Projeto pede suspensão de recursos para empreendimentos que ferirem Direitos Humanos


Por: SINAIT
Edição: SINAIT
07/04/2011



Financiamentos públicos a empreendimentos que forem flagrados ao praticar violência contra os direitos fundamentais poderão ser suspensos até que as responsabilidades sejam apuradas. É o que prevê o Projeto de Lei 257/11, de autoria do deputado Arnaldo Jordy (PPS/PA).

 

De acordo com PL, os contratos serão suspensos caso o Ministério Público ofereça a denúncia e esta seja aceita pela Justiça.

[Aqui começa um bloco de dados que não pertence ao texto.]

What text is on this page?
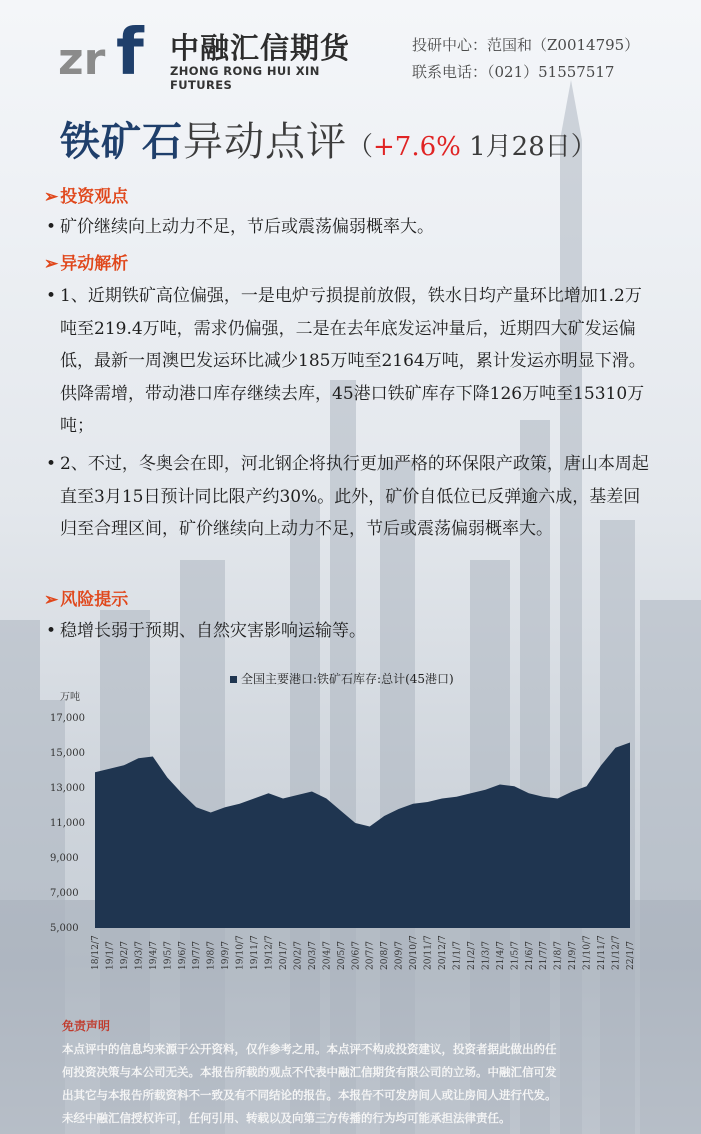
zr f 中融汇信期货
ZHONG RONG HUI XIN FUTURES
投研中心：范国和（Z0014795）
联系电话：（021）51557517
铁矿石异动点评（+7.6% 1月28日）
➢ 投资观点
• 矿价继续向上动力不足，节后或震荡偏弱概率大。
➢ 异动解析
• 1、近期铁矿高位偏强，一是电炉亏损提前放假，铁水日均产量环比增加1.2万吨至219.4万吨，需求仍偏强，二是在去年底发运冲量后，近期四大矿发运偏低，最新一周澳巴发运环比减少185万吨至2164万吨，累计发运亦明显下滑。供降需增，带动港口库存继续去库，45港口铁矿库存下降126万吨至15310万吨；
• 2、不过，冬奥会在即，河北钢企将执行更加严格的环保限产政策，唐山本周起直至3月15日预计同比限产约30%。此外，矿价自低位已反弹逾六成，基差回归至合理区间，矿价继续向上动力不足，节后或震荡偏弱概率大。
➢ 风险提示
• 稳增长弱于预期、自然灾害影响运输等。
全国主要港口:铁矿石库存:总计(45港口)
万吨
17,000
15,000
13,000
11,000
9,000
7,000
5,000
18/12/7 19/1/7 19/2/7 19/3/7 19/4/7 19/5/7 19/6/7 19/7/7 19/8/7 19/9/7 19/10/7 19/11/7 19/12/7 20/1/7 20/2/7 20/3/7 20/4/7 20/5/7 20/6/7 20/7/7 20/8/7 20/9/7 20/10/7 20/11/7 20/12/7 21/1/7 21/2/7 21/3/7 21/4/7 21/5/7 21/6/7 21/7/7 21/8/7 21/9/7 21/10/7 21/11/7 21/12/7 22/1/7
免责声明
本点评中的信息均来源于公开资料，仅作参考之用。本点评不构成投资建议，投资者据此做出的任
何投资决策与本公司无关。本报告所载的观点不代表中融汇信期货有限公司的立场。中融汇信可发
出其它与本报告所载资料不一致及有不同结论的报告。本报告不可发房间人或让房间人进行代发。
未经中融汇信授权许可，任何引用、转载以及向第三方传播的行为均可能承担法律责任。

Em caso de absolvição, o recurso é liberado novamente.

 

O deputado aponta que a matéria é importante, pois vários empreendimentos ou propriedades rurais que recebem financiamento público praticam trabalho escravo. Semana passada, o Banco do Brasil e o Banco da Amazônia foram alvos de ações do MPF por terem concedido empréstimos a fazendeiros flagrados cometendo este crime.

 

Mais informações na matéria da Agência Câmara.

 

05/04/2011

Agência Câmara

Contratos de financiamento poderão ter cláusula sobre direitos humanos

 

A Câmara analisa o Projeto de Lei 257/11, do deputado Arnaldo Jordy (PPS-PA), que torna obrigatória a inserção de cláusula protetora de direitos humanos em contratos de financiamentos concedidos por instituições oficiais. Com essa cláusula, se for constatada violência a direitos fundamentais, praticada no âmbito do empreendimento financiado, o contrato ficará automaticamente suspenso até que se apurem as responsabilidades.

 

Caso não seja constatada a responsabilidade do mutuário, por ação ou omissão, os repasses pela instituição de financiamento poderão ser retomados. Caso o mutuário seja responsabilizado, no entanto, serão aplicadas as penalidades estipuladas no contrato, inclusive o imediato vencimento da dívida e multa. A violação dos direitos humanos será confirmada caso o Ministério Público ofereça denúncia e ela seja aceita pelo juiz competente.

 

Trabalho escravo


 

Na avaliação do autor da proposta, os financiamentos por instituições financeiras oficiais são realizados com recursos públicos e, portanto, sua utilização deve subordinar-se aos princípios fundamentais que regem a sociedade. O parlamentar cita o exemplo de fazendas beneficiadas com recursos públicos nas quais existem trabalho escravo.

 

Segundo ele, "a providência, em si, não terá o dom de efetivamente garantir que tais direitos sejam respeitados”. O deputado acredita no entanto, que a medida contribuirá para desestimular o desrespeito a direitos humanos nessas situações.

 

Jordy lembra que a proposta vem sendo discutida na Câmara desde 1999. Ela foi apresentada inicialmente pelo ex-deputado Marcos Rollim (PL 1870/99) e posteriormente pela ex-deputada Iriny Lopes (PL 574/03). Ambos os projetos foram arquivados.

 

Tramitação


 

O projeto, que tramita em caráter conclusivo, será analisado pelas comissões de Direitos Humanos e Minorias; de Finanças e Tributação (inclusive no mérito); e de Constituição e Justiça e de Cidadania.